Joint 72nd Annual Southeastern/ 58th Annual Northeastern Section Meeting - 2023

Paper No. 25-1
Presentation Time: 8:05 AM

DEVELOPING MACHINE LEARNING MODELS TO ASSESS ANTHROPOGENIC IMPACTS ON U.S. FRESHWATER SALINIZATION SYNDROME


E, Beibei1, ZHANG, Shuang2 and WEN, Tao1, (1)Earth and Environmental Sciences, Syracuse University, Syracuse, NY 13244, (2)Oceanography, Texas A&M University, College Station, TX 77843

The salinization and alkalinization of fresh water have been occurring across the continental scale of the United States (U.S.) over the past decades. The trend of salinization and alkalinization can threaten drinking water security, agricultural production, sector water use, and ecosystem health. Previous studies have suggested that such salinization and alkalinization in the U.S. freshwater are mainly caused by human activities (i.e., road salting, wastewater, agricultural irrigation) and human-accelerated weathering. However, little is known about a mechanistic explanation for whether and to what extent human-accelerated weathering has impacted river alkalinity.

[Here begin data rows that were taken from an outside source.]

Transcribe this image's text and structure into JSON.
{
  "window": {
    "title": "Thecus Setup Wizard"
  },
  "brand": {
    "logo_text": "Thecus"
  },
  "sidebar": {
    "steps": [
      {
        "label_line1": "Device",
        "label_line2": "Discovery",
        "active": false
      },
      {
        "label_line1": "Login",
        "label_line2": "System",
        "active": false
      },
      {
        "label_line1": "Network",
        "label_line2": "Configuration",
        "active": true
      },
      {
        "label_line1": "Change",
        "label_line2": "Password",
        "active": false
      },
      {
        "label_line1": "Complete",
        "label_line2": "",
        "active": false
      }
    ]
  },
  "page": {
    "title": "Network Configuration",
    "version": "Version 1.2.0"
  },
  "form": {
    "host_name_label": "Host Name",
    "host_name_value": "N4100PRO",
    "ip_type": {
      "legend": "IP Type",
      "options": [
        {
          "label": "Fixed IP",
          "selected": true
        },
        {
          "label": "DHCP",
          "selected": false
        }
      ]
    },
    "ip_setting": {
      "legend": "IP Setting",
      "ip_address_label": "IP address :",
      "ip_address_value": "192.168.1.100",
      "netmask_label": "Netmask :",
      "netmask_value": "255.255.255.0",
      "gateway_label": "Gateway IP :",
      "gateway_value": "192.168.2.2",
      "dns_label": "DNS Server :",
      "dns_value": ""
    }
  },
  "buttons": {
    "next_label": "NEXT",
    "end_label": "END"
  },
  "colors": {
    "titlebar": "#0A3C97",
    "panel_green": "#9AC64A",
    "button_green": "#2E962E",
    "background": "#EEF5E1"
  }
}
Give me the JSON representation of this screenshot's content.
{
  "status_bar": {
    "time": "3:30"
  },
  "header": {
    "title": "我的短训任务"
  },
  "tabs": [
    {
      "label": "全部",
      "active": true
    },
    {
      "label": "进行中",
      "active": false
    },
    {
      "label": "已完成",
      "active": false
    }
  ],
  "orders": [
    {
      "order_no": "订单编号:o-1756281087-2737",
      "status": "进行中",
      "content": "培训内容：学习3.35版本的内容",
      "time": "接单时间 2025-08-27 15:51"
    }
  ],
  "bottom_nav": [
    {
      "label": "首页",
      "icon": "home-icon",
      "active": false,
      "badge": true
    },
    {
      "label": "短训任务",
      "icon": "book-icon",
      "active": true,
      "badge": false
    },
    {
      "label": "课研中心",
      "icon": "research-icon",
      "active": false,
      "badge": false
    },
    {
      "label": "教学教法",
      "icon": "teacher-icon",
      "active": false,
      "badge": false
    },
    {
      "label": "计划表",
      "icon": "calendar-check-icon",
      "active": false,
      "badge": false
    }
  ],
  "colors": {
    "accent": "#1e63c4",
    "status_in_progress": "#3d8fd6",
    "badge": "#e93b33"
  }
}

In this research, dissolved sodium flux (i.e., salinity proxy) and alkalinity flux (i.e., weathering proxy) were compiled along with 32 watershed properties, including features from hydrology, climate, geomorphology, geology, soil chemistry, land use, and land cover, for 228 river monitoring sites across the contiguous U.S. After feature selection, a total of 18 features were used to build the machine learning model to predict monthly salinity and alkalinity flux at these sites. The assessment of predicted errors and residuals showed no spatiotemporal overfitting in the model development. Based on conditional permutation importance. We found that human activities (i.e., population density and impervious surface percentage) were the two most important features in sodium flux prediction. This suggests that human activities are the main driver of the variation of salts in the U.S. rivers, consistent with previous studies. However, unlike the sodium flux model, no human-related features appeared in the top five important features (the top two features were runoff and the percentage of carbonate sediment) for the alkalinity flux model. Our study indicates that natural processes were still the major drivers of U.S. river alkalinization syndrome on the continental scale.